Ao Enfermeiro de Prática Avançada, é exigido um pensamento crítico constante na construção da disciplina de enfermagem enquanto ciência, na investigação, na re(conceptualização) dos cuidados de enfermagem e na compreensão mais alargada dos problemas de enfermagem, pelo que, consideramos central que os enfermeiros portugueses se possam debruçar sobre o conceito de enfermagem avançada e apropriar das condições de desenvolvimento profissional que estão inerentes ao mesmo.
O International Council of Nurses (ICN) define o enfermeiro de prática avançada como aquele que através de formação adicional adquiriu uma base de conhecimentos equivalente à de perito, possui aptidões complexas na tomada de decisão e competências clínicas para uma prática de enfermagem avançada, a qual pressupõe a extensão e expansão dos limites do âmbito da prática da enfermagem, contribuindo significativamente para o conhecimento em enfermagem, promovendo o avanço da profissão (Schober et al., 2020).
Para Neto, Rewa, Leonello e Oliveira (2018) os mecanismos de regulação da enfermagem de prática avançada devem garantir que o profissional tenha o direito de diagnosticar e a autoridade para prescrever medicamentos e tratamentos e referenciar para outros profissionais de saúde. Segundo o estudo de Maier e Aiken (2016) a enfermagem de prática avançada possibilita o desenvolvimento da enfermagem e dos cuidados de saúde às populações, para isso, estes autores consideram que os países que procuram implementar uma prática de enfermagem avançada devem refletir sobre os ganhos que a enfermagem avançada traz à qualidade e segurança dos cuidados; garantir uma política de diferenciação profissional, tal como uma carreira de enfermagem que reflita o investimento e o desenvolvimento da profissão de enfermagem.
4 Conclusões
Esta pesquisa permitiu-nos conhecer e compreender que os enfermeiros participantes no estudo entendem que a Enfermagem Avançada se centra na Investigação, fundamental para o desenvolvimento da ciência de enfermagem e da prática clinica; se centra na conceptualização e reconceptualização dos cuidados de enfermagem, isto é, os enfermeiros de prática avançada conceptualizam os cuidados de enfermagem num movimento contínuo de melhoria dos cuidados que prestam, o que os leva a refletir e a teorizar sobre os mesmos; se centra no Processo de Enfermagem, sendo este norteador da prática de enfermagem, procurando o enfermeiro produzir resultados sensíveis em saúde da sua prática clínica; no desenvolvimento profissional; e na melhoria da gestão de serviços e instituições de saúde.

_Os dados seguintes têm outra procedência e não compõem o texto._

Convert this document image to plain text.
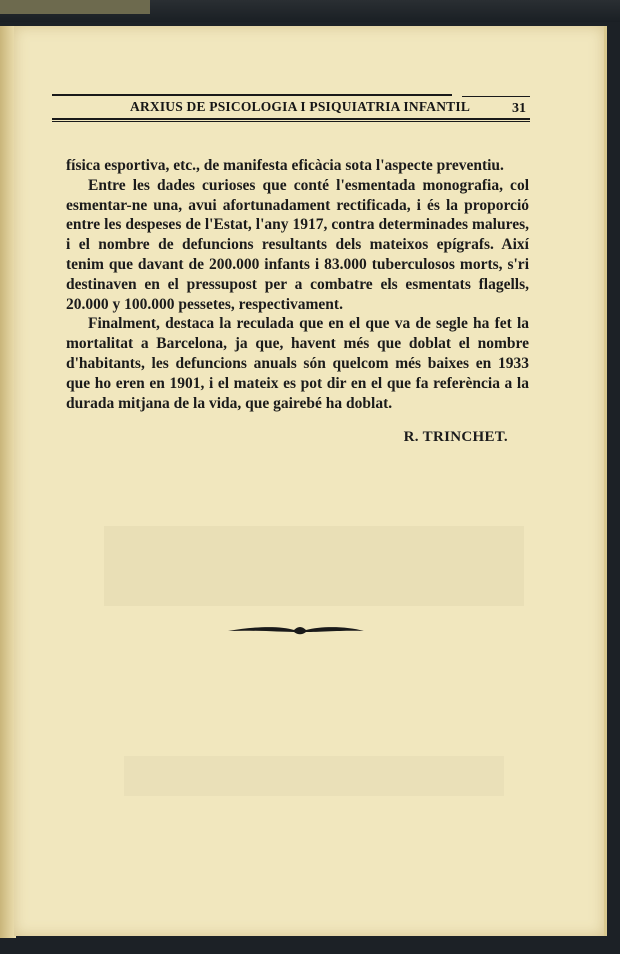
ARXIUS DE PSICOLOGIA I PSIQUIATRIA INFANTIL	31

física esportiva, etc., de manifesta eficàcia sota l'aspecte preventiu.

Entre les dades curioses que conté l'esmentada monografia, col esmentar-ne una, avui afortunadament rectificada, i és la proporció entre les despeses de l'Estat, l'any 1917, contra determinades malures, i el nombre de defuncions resultants dels mateixos epígrafs. Així tenim que davant de 200.000 infants i 83.000 tuberculosos morts, s'ri destinaven en el pressupost per a combatre els esmentats flagells, 20.000 y 100.000 pessetes, respectivament.

Finalment, destaca la reculada que en el que va de segle ha fet la mortalitat a Barcelona, ja que, havent més que doblat el nombre d'habitants, les defuncions anuals són quelcom més baixes en 1933 que ho eren en 1901, i el mateix es pot dir en el que fa referència a la durada mitjana de la vida, que gairebé ha doblat.

R. TRINCHET.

Para a realização deste estudo, utilizámos os grupos focais e procurámos neste artigo clarificar todas as etapas inerentes à sua realização, seguindo um processo metodológico rigoroso.

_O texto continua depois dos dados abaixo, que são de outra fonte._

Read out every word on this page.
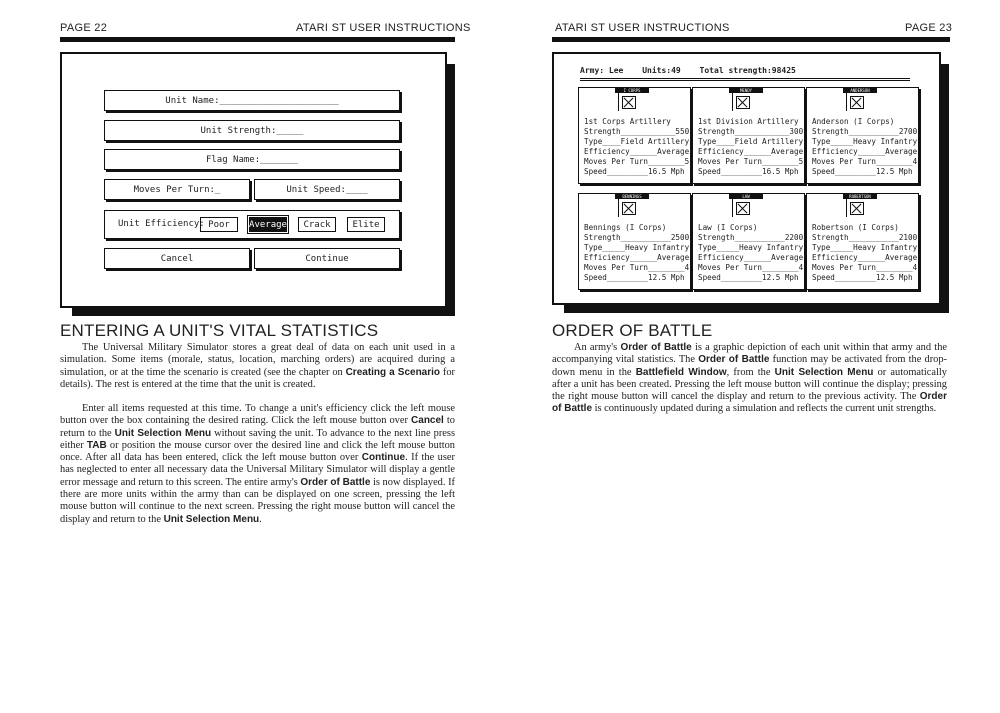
PAGE 22	ATARI ST USER INSTRUCTIONS
Unit Name:______________________
Unit Strength:_____
Flag Name:_______
Moves Per Turn:_	Unit Speed:____
Unit Efficiency: Poor	Average	Crack	Elite
Cancel	Continue
ENTERING A UNIT'S VITAL STATISTICS
The Universal Military Simulator stores a great deal of data on each unit used in a simulation. Some items (morale, status, location, marching orders) are acquired during a simulation, or at the time the scenario is created (see the chapter on Creating a Scenario for details). The rest is entered at the time that the unit is created.
Enter all items requested at this time. To change a unit's efficiency click the left mouse button over the box containing the desired rating. Click the left mouse button over Cancel to return to the Unit Selection Menu without saving the unit. To advance to the next line press either TAB or position the mouse cursor over the desired line and click the left mouse button once. After all data has been entered, click the left mouse button over Continue. If the user has neglected to enter all necessary data the Universal Military Simulator will display a gentle error message and return to this screen. The entire army's Order of Battle is now displayed. If there are more units within the army than can be displayed on one screen, pressing the left mouse button will continue to the next screen. Pressing the right mouse button will cancel the display and return to the Unit Selection Menu.
ATARI ST USER INSTRUCTIONS	PAGE 23
Army: Lee Units:49 Total strength:98425
I CORPS
1st Corps Artillery
Strength____________550
Type____Field Artillery
Efficiency______Average
Moves Per Turn________5
Speed_________16.5 Mph
MENDY
1st Division Artillery
Strength____________300
Type____Field Artillery
Efficiency______Average
Moves Per Turn________5
Speed_________16.5 Mph
ANDERSON
Anderson (I Corps)
Strength___________2700
Type_____Heavy Infantry
Efficiency______Average
Moves Per Turn________4
Speed_________12.5 Mph
BENNINGS
Bennings (I Corps)
Strength___________2500
Type_____Heavy Infantry
Efficiency______Average
Moves Per Turn________4
Speed_________12.5 Mph
LAW
Law (I Corps)
Strength___________2200
Type_____Heavy Infantry
Efficiency______Average
Moves Per Turn________4
Speed_________12.5 Mph
ROBERTSON
Robertson (I Corps)
Strength___________2100
Type_____Heavy Infantry
Efficiency______Average
Moves Per Turn________4
Speed_________12.5 Mph
ORDER OF BATTLE
An army's Order of Battle is a graphic depiction of each unit within that army and the accompanying vital statistics. The Order of Battle function may be activated from the drop-down menu in the Battlefield Window, from the Unit Selection Menu or automatically after a unit has been created. Pressing the left mouse button will continue the display; pressing the right mouse button will cancel the display and return to the previous activity. The Order of Battle is continuously updated during a simulation and reflects the current unit strengths.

Comparando a metodologia dos grupos focais, com outro tipo de metodologias, os grupos focais permitiram-nos colher dados rapidamente, em que neste contexto pandémico se traduziu numa mais-valia, já que houve a possibilidade de aceder em conjunto a um número significativo de participantes, produzindo interações focadas face ao objetivo do estudo, com impactos significativos quer para o grupo de participantes, quer para os próprios investigadores.

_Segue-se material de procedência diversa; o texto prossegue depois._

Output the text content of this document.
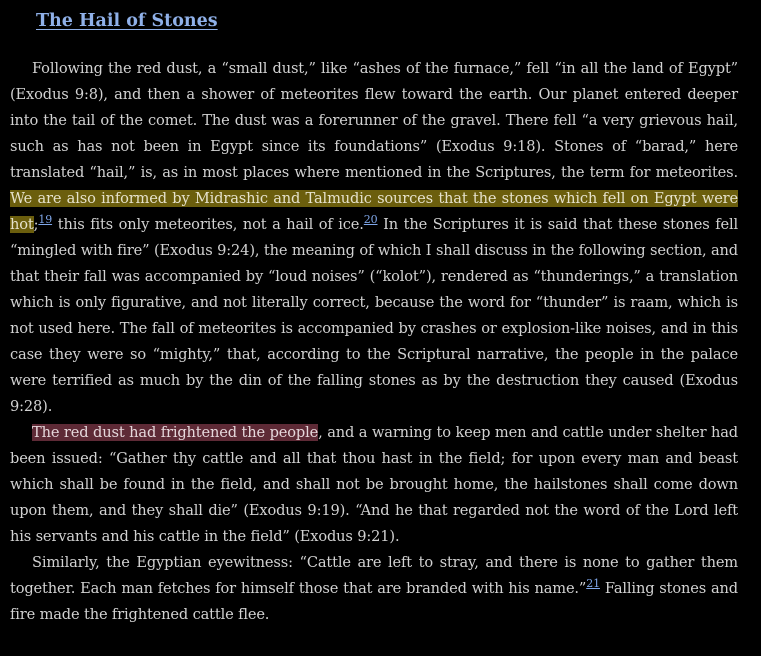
The Hail of Stones

Following the red dust, a “small dust,” like “ashes of the furnace,” fell “in all the land of Egypt” (Exodus 9:8), and then a shower of meteorites flew toward the earth. Our planet entered deeper into the tail of the comet. The dust was a forerunner of the gravel. There fell “a very grievous hail, such as has not been in Egypt since its foundations” (Exodus 9:18). Stones of “barad,” here translated “hail,” is, as in most places where mentioned in the Scriptures, the term for meteorites. We are also informed by Midrashic and Talmudic sources that the stones which fell on Egypt were hot;$^{19}$ this fits only meteorites, not a hail of ice.$^{20}$ In the Scriptures it is said that these stones fell “mingled with fire” (Exodus 9:24), the meaning of which I shall discuss in the following section, and that their fall was accompanied by “loud noises” (“kolot”), rendered as “thunderings,” a translation which is only figurative, and not literally correct, because the word for “thunder” is raam, which is not used here. The fall of meteorites is accompanied by crashes or explosion-like noises, and in this case they were so “mighty,” that, according to the Scriptural narrative, the people in the palace were terrified as much by the din of the falling stones as by the destruction they caused (Exodus 9:28).

The red dust had frightened the people, and a warning to keep men and cattle under shelter had been issued: “Gather thy cattle and all that thou hast in the field; for upon every man and beast which shall be found in the field, and shall not be brought home, the hailstones shall come down upon them, and they shall die” (Exodus 9:19). “And he that regarded not the word of the Lord left his servants and his cattle in the field” (Exodus 9:21).

Similarly, the Egyptian eyewitness: “Cattle are left to stray, and there is none to gather them together. Each man fetches for himself those that are branded with his name.”$^{21}$ Falling stones and fire made the frightened cattle flee.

Sabemos, pois, que o conceito de Enfermagem Avançada é central para o seu desenvolvimento da ciência de enfermagem e da profissão, pelo que consideramos essencial refletir sobre o conceito, possibilitando-nos também a sua (re)conceptualização. Os resultados por nós encontrados trazem como implicações a necessidade de percebermos quais os aspetos facilitadores e os constrangimentos que os enfermeiros portugueses encontram para a correta implementação de uma enfermagem avançada nos cenários de prática clínica.